- Born: 1980 (age 45–46) Durango, Mexico
- Education: Durango Institute of Technology CINVESTAV (Guadalajara)
- Known for: Intelligent control, Artificial neural networks, Robotics
- Notable work: Discrete-Time High Order Neural Control Neural Networks for Robotics
- Awards: Member of the Mexican Academy of Sciences (2017)
- Scientific career
- Fields: Electrical engineering, Control theory
- Institutions: University of Guadalajara
- Doctoral advisor: Edgar N. Sanchez, Alexander G. Loukianov

= Alma Y. Alanís =

Mexican control theorist

Alma Yolanda Alanís García (born 1980) is a Mexican electrical engineer and control theorist specializing in intelligent control, and in particular in the use of artificial neural networks for applications including the control of electric motors, robot manipulators, and unmanned aerial vehicles. She is a chair professor and researcher in the Department of Computational Sciences at the University of Guadalajara.

==Education and career==
Alanís was born in Durango in 1980, and earned an electrical engineering degree from the Durango Institute of Technology in 2002. She did her graduate study in electrical engineering at the Guadalajara unit of CINVESTAV, earning a master's degree in 2004 and completing her doctorate in 2007. Her dissertation, Discrete-time Neural Control: Application to Induction Motors, was jointly supervised by Edgar N. Sanchez and Alexander G. Loukianov.

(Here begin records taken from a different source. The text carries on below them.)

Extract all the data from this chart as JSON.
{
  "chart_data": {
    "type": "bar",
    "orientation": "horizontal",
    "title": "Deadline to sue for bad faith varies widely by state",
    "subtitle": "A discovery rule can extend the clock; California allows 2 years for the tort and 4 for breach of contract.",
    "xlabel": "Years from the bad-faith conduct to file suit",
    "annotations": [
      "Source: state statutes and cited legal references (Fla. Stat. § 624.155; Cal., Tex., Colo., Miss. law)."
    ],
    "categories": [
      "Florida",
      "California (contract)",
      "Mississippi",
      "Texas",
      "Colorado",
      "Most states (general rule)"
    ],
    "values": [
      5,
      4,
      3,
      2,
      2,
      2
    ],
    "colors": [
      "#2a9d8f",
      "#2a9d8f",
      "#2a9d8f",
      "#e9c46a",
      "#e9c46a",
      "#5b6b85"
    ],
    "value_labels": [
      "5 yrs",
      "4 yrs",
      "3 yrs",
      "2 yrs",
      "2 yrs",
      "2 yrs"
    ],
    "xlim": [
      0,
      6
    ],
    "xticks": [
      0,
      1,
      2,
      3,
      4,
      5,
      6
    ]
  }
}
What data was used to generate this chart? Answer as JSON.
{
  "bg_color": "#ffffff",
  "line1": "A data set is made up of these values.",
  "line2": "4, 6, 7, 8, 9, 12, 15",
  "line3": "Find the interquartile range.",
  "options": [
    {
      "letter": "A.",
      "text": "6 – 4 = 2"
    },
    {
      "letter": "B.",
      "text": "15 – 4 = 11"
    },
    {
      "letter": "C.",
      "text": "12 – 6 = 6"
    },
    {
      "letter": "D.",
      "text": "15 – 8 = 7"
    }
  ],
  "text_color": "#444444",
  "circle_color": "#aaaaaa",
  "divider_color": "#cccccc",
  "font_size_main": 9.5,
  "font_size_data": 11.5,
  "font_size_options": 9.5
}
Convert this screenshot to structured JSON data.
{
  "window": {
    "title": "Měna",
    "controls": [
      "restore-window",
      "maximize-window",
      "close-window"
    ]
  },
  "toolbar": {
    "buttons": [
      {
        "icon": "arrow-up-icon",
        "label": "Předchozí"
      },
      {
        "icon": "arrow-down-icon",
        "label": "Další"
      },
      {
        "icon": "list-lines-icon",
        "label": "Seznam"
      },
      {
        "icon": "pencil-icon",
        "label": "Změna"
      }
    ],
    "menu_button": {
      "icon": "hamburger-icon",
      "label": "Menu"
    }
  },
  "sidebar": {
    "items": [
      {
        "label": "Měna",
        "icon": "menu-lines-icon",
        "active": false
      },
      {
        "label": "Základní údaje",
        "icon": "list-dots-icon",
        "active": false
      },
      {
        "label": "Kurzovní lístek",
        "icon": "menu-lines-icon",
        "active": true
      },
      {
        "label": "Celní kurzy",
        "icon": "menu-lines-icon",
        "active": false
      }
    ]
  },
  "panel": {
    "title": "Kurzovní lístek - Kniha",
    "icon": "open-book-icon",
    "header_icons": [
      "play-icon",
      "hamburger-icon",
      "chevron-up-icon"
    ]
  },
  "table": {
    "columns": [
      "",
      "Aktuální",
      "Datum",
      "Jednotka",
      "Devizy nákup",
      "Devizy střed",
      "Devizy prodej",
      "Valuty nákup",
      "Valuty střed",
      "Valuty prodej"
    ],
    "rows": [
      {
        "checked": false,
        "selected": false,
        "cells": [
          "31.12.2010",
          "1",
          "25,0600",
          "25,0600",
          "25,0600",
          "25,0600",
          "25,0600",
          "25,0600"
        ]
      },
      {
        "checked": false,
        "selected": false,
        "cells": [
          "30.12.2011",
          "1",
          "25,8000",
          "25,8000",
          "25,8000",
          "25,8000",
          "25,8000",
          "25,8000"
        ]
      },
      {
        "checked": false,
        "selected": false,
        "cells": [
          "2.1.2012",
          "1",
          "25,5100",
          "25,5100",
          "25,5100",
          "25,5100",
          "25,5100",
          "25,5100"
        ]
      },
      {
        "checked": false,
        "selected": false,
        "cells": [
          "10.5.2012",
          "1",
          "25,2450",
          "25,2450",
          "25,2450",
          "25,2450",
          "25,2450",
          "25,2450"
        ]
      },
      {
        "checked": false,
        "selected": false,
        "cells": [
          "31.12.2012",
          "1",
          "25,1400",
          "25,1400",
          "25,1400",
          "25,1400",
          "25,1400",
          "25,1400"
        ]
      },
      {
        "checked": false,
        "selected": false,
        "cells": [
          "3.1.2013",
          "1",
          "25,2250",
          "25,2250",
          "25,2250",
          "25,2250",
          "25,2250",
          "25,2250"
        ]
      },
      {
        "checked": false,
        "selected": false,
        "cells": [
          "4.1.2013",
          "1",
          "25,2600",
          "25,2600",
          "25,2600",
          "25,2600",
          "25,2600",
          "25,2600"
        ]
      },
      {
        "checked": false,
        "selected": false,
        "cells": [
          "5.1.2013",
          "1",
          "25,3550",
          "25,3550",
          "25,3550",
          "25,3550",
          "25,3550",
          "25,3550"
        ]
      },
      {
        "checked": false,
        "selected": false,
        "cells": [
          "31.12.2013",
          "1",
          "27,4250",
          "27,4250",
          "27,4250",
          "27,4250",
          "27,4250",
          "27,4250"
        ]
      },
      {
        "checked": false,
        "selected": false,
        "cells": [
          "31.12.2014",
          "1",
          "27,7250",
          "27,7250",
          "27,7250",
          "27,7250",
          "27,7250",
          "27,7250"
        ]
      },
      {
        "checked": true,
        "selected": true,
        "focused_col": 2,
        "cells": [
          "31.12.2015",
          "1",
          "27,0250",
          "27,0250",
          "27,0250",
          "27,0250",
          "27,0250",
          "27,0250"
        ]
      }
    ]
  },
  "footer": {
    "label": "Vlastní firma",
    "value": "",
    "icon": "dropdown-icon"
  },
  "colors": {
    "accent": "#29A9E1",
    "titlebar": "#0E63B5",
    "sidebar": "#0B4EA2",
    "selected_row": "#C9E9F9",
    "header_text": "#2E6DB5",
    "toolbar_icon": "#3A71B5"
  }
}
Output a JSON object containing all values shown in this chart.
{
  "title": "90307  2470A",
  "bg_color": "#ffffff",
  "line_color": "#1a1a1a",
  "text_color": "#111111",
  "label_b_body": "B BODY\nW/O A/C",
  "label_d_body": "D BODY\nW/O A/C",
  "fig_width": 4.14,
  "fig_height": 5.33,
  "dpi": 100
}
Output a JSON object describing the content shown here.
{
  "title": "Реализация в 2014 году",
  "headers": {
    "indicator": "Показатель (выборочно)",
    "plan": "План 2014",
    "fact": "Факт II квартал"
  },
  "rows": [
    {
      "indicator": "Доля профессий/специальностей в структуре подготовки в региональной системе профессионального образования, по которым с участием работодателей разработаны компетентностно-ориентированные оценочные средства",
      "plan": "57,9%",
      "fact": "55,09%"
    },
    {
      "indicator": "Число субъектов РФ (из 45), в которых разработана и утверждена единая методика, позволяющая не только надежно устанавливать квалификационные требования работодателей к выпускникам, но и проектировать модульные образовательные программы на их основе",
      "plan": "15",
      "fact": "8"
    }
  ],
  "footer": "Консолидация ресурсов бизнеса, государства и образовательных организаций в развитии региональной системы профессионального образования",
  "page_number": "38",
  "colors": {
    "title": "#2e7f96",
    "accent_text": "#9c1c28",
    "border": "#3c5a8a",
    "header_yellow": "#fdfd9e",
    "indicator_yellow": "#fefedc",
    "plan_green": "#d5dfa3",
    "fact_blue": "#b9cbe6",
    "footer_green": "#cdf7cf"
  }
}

She took her present position at the University of Guadalajara in 2008.

==Books==
Alanís is the coauthor of books including:
- Discrete-Time High Order Neural Control: Trained with Kalman Filtering (with Edgar N. Sanchez and Alexander G. Loukianov, Springer Studies in Computational Intelligence 112, 2008)
- Decentralized Neural Control: Application to Robotics (with Ramon García-Hernández, Michel López-Franco, Edgar N. Sanchez, and José A. Ruz-Hernández, Springer Studies in Systems, Decision and Control 96, 2017)
- Discrete-Time Neural Observers: Analysis and Applications (with Edgar N. Sanchez, Academic Press, 2017)
- Bio-inspired Algorithms for Engineering (with Nancy Arana-Daniel and Carlos López-Franco, Elsevier, 2018)
- Neural Networks for Robotics: An Engineering Perspective (with Nancy Arana-Daniel and Carlos López-Franco, CRC Press, 2019)
- Neural Networks Modeling and Control: Applications for Unknown Nonlinear Delayed Systems in Discrete Time (with Jorge D. Ríos, Nancy Arana-Daniel, Carlos López-Franco, Academic Press, 2020)

She is also co-editor of:
- Artificial Neural Networks for Engineering Applications (with Nancy Arana-Daniel and Carlos López-Franco, Elsevier, 2019)

==Recognition==
Alanis is a member of the Mexican Academy of Sciences, elected in 2017.